Wie was Leon Beek aan wie zo’n belangrijke rol was toebedeeld? In ‘Samenzwering in Westerbork’ probeert Paul Beek de betrokkenheid van neef Leon te duiden, een man met een lange Joodse afstamming die terug reikt tot Ezechiël Yecheskel-Feibel Levie Leib Melamed die ergens tussen 1662 en 1722 is geboren. De toegevoegde achternaam Beek zou verwijzen naar een plaats, maar niet helder is welke plaats Beek – in Limburg, België of Montferland – wordt bedoeld. Leon zwijgt door de jaren heen over zijn Joodse afkomst. Waarschijnlijk doet hij dit uit angst voor discriminatie. Pas vlak voor de oorlog informeert hij zijn zoons daarover.
Quebec
Leon Beek (07 maart 1893) gaat in 1906 naar de Vierde Driejarige HBS in Amsterdam, een school – vrij modern voor die tijd – voor jongens en meisjes. In 1909 doet hij succesvol eindexamen en vindt hij werk als kantoorbediende. Na de scheiding van zijn ouders in 1911 komt hij als minderjarige onder de hoede van de welzijnsorganisatie Caritas. Kort erna meldt hij zich als vrijwilliger bij het 7de Regiment van het leger. Begin 1914 lijkt hij te willen emigreren naar Canada. Op 15 mei komt hij aan in Quebec en krijgt een betrekking als landmeter. Die duurt niet lang. Op 28 juli breekt de wereldoorlog uit, Nederland blijft daarin neutraal, maar mobiliseert wel. Beek geeft gehoor aan de mobilisatie-oproep. Met andere reservisten die in Canada verblijven reist hij naar Nederland, waar hij wordt gelegerd bij het 18de regiment Infanterie in Naarden. In december 1919 wordt hij daar als reserve Eerste Luitenant gedemobiliseerd. Hij is dan inmiddels – op 3 februari 1916 – getrouwd met Setske de Haan, beter bekend als schrijfster van de succesvolle Joop ter Heul-boeken Cissy van Marxveldt. Hij heeft haar in 1913 leren kennen toen zij beiden in pension waren in de Grensstraat in Amsterdam-Oost. Jaren later beschrijft zij in haar werk de indruk die hij – daarin Leo van Dil genaamd – op haar maakte. “Toen kwam Leo van Dil in mijn leven. En met Da Costa kon ik zingen: Kan het zijn dat de lier die sinds lang niet meer ruischte, die sinds lang tot geen harten en dichtmuziek sprak, nu opeens van verrukking en hemellust bruiste”.

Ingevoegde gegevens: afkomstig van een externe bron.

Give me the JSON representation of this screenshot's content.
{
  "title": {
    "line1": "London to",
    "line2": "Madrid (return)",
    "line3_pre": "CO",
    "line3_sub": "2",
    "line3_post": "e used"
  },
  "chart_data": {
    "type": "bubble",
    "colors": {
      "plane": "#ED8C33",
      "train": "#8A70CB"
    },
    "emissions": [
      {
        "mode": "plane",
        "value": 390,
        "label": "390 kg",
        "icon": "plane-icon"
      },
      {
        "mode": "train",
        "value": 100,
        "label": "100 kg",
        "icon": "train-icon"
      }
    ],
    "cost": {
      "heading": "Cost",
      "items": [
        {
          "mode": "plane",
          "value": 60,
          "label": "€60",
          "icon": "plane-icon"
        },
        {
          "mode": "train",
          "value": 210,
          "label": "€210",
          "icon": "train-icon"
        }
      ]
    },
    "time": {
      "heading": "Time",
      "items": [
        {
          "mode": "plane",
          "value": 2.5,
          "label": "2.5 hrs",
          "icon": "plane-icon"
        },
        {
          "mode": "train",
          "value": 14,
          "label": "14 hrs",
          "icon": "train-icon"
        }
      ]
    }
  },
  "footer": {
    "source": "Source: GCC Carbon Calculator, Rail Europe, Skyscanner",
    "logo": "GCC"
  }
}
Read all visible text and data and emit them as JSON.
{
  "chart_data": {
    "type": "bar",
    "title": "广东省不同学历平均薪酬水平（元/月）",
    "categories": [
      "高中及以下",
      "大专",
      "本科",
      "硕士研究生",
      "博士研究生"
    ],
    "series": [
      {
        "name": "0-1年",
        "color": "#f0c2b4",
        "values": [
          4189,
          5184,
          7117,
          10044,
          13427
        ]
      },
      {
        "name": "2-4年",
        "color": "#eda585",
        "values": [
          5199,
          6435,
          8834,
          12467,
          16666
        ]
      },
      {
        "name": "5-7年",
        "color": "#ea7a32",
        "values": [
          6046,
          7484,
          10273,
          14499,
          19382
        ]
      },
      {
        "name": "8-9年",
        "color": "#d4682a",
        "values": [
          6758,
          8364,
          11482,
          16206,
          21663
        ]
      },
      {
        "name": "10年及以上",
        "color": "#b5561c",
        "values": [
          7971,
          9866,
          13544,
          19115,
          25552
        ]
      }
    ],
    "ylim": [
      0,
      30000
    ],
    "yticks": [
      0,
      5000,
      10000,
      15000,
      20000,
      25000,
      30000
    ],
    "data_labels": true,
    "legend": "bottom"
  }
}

Het gezin Beek-De Haan heeft een aardig inkomen. Maar zelfs als hij in 1927 op de personeelsafdeling van de Bijenkorf gaat werken en daar een voor die tijd een redelijk salaris heeft van 300 gulden per maand – enkele jaren later zelfs 650 gulden – verdient zij aan haar boeken een veelvoud daarvan. Op feestjes van de personeelsvereniging De Zwerm komt hij zijn neven Nol van Wesel en Max Kannewasser tegen, die deel uitmaken van de Bijko Rhytm Stompers, maar ook zelfstandig optreden als ‘Johnny and Jones’. Dit duo maakt later furore in het gehele land en voor de radio. Eén van de medewerksters die hem 13 jaar bij de Bijenkorf heeft meegemaakt, Rachel van Amerongen-Frankfoorder, noemt hem ‘een heel lange, knappe man, ongenaakbaar hautain, het was een man die je, wanneer je hem op de gang bij de Bijenkorf tegenkwam, helemaal niet probeerde aan te kijken, want hij had zo’n, strenge uitstraling’.
Oranjehotel
Als de oorlog naderbij komt wordt hij gemobiliseerd. Na de capitulatie wordt hij bij de Bijenkorf een van de vele slachtoffers van de ariseringsgolf die dan plaatsvindt. Hoewel gemengd gehuwd weet hij daaraan niet te ontkomen. Op 21 mei 1941 krijgt hij ontslag. Wel heeft hij een ‘Sperre’ voor de Arbeidsinzet en weet hij daardoor tewerkstelling in Duitsland te voorkomen. Hij komt dan in contact met een verzetsgroep die door oud-officieren is gevormd, waarvoor hij spionageactiviteiten gaat verrichten. Door verraad wordt Beek gearresteerd, op 26 januari 1943 in zijn woning in de Jacob Obrechtstraat in Amsterdam. Hij wordt gevangen gezet in het Oranjehotel in Scheveningen. Daar is niet bekend dat hij Jood is. Hij wordt behandeld als verzetsman. Na enkele weken wordt hij als ‘strafgevangene’ overgeplaatst naar Westerbork.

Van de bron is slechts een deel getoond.